From a crotch in the trunk of the fig-tree ten feet above Herman’s head, Flynn O’Flynn viewed his departure over the double barrels of his rifle. He watched the patrol wind away down the slope and drop from sight over a fold in the ground before he put up the gun.
‘Phew! That was close.’ Sebastian’s voice came from the leafy mass above Flynn.
‘If he’d touched one foot to the ground, I’d have blown his bloody head off,’ said Flynn. He sounded as though he regretted missing the opportunity. ‘All right, Bassie, get me down out of this frigging tree.’
Fully dressed, except for his boots, Flynn sat against the base of the fig-tree and proffered his right foot to Sebastian. ‘ … I had him right there in my sights.’
‘Who?’ asked Sebastian.
‘The elephant, you idiot. For the first time I had him cold. And then … Yeow! What the hell are you doing?’
‘I’m trying to get the thorn out, Flynn.’
‘Feels like you’re trying to knock it in with a hammer.’
‘I can’t get a grip on it.’
‘Use your teeth. That’s the only way,’ Flynn instructed, and Sebastian paled a little at the thought. He considered Flynn’s foot. It was a large foot; corns on the toes, flakes of loose skin and other darker matter between them. Sebastian could smell it at a range of three feet. ‘Couldn’t you reach it with your own teeth, Flynn?’ he hedged.
‘You think I’m a goddamned contortionist?’
‘Mohammed?’ Sebastian’s eyes lit up with relief as he turned on the little gun-bearer. In answer to the question Mohammed drew back his lips in a death’s head grin, exposing his smooth, pink toothless gums. ‘Yes,’ agreed Sebastian. ‘I see what you mean.’ He returned his gaze to the foot, and studied it with sickened fascination. His adam’s apple bobbed as he swallowed.
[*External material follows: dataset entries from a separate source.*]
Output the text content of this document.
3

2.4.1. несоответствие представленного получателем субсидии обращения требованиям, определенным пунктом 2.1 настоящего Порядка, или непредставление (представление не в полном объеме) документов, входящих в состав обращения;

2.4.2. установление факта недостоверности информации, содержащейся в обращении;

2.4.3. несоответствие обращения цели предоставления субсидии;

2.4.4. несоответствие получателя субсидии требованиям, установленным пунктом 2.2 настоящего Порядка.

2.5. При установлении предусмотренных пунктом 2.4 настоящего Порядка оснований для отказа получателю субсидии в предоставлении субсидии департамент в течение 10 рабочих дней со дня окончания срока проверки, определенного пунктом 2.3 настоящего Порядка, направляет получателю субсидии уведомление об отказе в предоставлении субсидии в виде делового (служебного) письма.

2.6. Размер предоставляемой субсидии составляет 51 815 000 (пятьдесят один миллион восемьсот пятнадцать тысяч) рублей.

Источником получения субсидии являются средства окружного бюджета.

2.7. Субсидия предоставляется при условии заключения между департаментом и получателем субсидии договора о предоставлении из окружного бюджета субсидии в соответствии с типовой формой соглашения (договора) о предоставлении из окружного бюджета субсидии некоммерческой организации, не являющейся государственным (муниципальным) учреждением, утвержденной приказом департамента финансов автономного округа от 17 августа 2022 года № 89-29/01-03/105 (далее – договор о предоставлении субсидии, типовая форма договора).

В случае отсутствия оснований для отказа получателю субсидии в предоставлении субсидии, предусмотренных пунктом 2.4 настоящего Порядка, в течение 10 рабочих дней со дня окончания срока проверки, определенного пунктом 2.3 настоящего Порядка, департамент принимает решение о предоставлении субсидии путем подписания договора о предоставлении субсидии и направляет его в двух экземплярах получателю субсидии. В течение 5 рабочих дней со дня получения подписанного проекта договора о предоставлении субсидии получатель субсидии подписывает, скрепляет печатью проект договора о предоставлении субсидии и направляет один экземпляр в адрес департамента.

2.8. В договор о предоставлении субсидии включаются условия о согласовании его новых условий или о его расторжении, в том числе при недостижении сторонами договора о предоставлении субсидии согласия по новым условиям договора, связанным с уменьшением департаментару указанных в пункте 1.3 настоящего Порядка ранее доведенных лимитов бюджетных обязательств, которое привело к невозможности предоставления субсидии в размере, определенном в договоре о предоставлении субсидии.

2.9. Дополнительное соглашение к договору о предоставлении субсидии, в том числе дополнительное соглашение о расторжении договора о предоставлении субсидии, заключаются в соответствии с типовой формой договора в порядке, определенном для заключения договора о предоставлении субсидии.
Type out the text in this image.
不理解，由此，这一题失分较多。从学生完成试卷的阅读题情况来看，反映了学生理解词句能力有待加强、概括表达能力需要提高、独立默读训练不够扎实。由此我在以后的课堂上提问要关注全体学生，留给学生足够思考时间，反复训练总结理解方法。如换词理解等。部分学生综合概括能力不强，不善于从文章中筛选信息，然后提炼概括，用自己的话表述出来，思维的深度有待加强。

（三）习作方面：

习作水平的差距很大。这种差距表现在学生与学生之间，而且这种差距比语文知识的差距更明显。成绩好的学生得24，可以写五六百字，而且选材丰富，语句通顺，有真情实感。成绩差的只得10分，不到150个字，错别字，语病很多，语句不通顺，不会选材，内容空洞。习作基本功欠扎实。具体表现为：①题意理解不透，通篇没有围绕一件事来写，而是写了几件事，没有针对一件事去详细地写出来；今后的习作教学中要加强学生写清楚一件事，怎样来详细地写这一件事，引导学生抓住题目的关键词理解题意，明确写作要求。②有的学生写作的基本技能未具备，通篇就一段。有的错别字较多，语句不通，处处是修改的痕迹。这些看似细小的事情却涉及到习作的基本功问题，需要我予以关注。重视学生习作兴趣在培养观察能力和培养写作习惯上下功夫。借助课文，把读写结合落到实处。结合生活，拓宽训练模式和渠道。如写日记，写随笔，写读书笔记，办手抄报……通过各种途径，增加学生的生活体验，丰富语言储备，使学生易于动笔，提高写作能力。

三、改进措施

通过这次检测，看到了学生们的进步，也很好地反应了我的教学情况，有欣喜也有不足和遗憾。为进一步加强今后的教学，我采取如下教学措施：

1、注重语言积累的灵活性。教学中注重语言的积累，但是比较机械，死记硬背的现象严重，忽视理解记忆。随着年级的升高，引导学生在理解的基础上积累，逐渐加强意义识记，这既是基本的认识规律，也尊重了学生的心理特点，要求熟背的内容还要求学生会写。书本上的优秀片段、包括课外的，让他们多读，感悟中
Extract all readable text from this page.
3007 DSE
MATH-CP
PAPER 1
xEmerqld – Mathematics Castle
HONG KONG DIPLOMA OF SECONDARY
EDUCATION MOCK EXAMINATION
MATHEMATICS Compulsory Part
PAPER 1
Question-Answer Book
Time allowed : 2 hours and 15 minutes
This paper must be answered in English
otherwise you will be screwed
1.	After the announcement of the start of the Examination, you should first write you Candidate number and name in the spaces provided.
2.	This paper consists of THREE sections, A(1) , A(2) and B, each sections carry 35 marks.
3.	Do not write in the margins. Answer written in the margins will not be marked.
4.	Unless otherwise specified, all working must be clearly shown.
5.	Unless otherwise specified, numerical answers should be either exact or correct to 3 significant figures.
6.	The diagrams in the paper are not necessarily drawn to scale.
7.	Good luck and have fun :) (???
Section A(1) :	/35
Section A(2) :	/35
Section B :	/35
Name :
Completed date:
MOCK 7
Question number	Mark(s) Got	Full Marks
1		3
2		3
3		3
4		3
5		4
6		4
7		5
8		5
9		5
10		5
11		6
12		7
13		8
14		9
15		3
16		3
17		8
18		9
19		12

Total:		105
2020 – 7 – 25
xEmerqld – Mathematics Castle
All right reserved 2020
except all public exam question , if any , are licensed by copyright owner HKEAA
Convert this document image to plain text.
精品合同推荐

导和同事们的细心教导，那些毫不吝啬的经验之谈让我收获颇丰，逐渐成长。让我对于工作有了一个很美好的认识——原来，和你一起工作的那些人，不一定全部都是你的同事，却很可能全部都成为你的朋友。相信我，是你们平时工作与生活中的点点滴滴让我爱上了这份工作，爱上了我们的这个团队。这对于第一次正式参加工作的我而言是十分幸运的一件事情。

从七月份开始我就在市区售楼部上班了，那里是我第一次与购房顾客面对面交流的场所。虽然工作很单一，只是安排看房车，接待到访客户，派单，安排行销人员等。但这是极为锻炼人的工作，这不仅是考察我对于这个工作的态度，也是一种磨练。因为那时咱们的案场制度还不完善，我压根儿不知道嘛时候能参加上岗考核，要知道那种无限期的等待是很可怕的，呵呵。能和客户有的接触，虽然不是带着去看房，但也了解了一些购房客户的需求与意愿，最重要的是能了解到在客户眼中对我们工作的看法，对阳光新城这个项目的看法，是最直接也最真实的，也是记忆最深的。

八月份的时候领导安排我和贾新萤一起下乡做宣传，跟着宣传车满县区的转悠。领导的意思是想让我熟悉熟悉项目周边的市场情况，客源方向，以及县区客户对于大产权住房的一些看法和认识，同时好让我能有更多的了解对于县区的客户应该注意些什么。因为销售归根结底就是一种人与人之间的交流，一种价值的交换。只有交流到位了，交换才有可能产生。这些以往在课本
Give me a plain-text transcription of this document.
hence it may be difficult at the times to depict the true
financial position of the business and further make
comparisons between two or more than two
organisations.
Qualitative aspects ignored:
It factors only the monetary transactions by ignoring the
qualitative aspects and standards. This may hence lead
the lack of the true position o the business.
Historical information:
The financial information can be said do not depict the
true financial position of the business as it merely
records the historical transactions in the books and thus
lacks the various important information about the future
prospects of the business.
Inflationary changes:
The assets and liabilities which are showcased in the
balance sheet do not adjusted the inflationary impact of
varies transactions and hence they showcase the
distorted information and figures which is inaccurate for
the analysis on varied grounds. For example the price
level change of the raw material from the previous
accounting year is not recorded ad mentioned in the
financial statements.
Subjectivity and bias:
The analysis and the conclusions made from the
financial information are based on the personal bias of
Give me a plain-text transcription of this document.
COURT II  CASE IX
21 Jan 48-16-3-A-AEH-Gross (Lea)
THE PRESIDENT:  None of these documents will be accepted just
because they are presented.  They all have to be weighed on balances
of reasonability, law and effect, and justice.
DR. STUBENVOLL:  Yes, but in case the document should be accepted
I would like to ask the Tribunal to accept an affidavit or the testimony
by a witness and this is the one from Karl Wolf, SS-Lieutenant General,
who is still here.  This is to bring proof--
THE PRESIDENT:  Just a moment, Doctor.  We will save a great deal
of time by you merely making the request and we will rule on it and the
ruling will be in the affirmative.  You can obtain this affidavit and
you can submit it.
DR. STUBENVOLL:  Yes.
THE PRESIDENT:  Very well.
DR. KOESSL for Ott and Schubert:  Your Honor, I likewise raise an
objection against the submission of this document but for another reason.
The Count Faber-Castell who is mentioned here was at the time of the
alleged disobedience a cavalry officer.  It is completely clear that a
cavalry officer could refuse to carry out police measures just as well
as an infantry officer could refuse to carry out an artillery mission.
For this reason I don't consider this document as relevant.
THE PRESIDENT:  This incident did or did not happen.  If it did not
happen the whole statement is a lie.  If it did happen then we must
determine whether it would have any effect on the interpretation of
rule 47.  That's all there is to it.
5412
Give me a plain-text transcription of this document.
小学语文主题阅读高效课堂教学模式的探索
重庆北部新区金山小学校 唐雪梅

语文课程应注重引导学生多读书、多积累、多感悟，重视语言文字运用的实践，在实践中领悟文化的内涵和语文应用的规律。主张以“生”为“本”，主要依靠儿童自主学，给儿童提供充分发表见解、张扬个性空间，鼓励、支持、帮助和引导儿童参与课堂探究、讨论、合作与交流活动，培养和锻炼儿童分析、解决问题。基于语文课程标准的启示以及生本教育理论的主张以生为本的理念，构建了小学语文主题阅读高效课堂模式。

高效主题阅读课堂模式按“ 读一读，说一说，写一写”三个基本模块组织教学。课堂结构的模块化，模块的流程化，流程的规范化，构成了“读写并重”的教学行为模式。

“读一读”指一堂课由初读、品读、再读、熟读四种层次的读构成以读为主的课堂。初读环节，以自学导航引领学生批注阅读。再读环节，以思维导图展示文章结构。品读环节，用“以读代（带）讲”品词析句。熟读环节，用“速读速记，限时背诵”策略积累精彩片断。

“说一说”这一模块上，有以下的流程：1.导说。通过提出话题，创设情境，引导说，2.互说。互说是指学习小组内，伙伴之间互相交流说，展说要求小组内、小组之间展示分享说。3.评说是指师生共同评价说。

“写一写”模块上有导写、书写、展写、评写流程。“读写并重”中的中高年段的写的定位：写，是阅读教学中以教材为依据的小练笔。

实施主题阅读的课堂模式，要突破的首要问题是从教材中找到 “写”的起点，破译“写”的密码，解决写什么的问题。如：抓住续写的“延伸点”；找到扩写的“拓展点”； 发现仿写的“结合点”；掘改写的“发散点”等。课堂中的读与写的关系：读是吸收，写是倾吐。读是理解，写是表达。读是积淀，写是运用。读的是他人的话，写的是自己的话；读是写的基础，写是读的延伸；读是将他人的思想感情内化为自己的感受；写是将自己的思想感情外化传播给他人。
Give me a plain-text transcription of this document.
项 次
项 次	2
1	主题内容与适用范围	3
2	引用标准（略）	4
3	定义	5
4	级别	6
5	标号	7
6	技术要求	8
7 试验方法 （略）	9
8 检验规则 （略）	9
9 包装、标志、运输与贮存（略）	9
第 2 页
‘Get on with it,’ said Flynn, and Sebastian stooped. There was a howl from Flynn, and Sebastian straightened up with the wet thorn gripped in his teeth. He spat it out explosively, and Mohammed handed him th
e gin bottle. Sebastian gargled from it loudly but when he lifted the bottle to his lips again, Flynn laid a restraining hand on his forearm. ‘Now don’t overdo it, Bassie boy,’ he remonstrated mildly, retrieved the bottle and placed it to his own mouth. It seemed to refuel Flynn’s anger, for when he removed the bottle his voice had fire in it. ‘That goddamn sneaking, sausage-eating slug. He spoiled the only chance I’ve ever had at that elephant.’ He paused to breathe heavily. ‘I’d like to do something really nasty to him, like … like …’ he searched for some atrocity to commit upon Herman Fleischer, and suddenly he found one. ‘My God!’ he said, and his scowl changed to a lovely smile. ‘That’s it!’
‘What?’ Sebastian was alarmed. He was certain that he would be selected as the vehicle of Flynn’s revenge. ‘What?’ he repeated.
‘We will go …’ said Flynn, ‘ … to Mahenge!’
‘Good Lord, that’s the German headquarters!’
‘Yes,’ said Flynn. ‘With no Commissioner and no Askari to guard it! They’ve just passed us, heading in the opposite direction.’
– 36 –
They hit Mahenge two hours before dawn, in that time of utter darkness when mankind’s vitality is at its lowest ebb. The defence put up by the corporal and five Askari whom Fleischer had left to guard his headquarters was hardly heroic. In fact, they were only half awakened by the lusty and indiscriminate use of Flynn’s boot, and by the time they were fully conscious, they found themselves securely locked behind the bars of the jail-house. There was only one casualty. It was, of course, Sebastian Oldsmith, who, in the excitement, ran into a half-open door. It was fortunate, as Flynn pointed out, that he struck the door with his head, otherwise he might have done himself injury. But as it was, he had recovered sufficiently by sunrise to watch the orgy of looting and vandalism in which Flynn and his gun-bearers indulged themselves.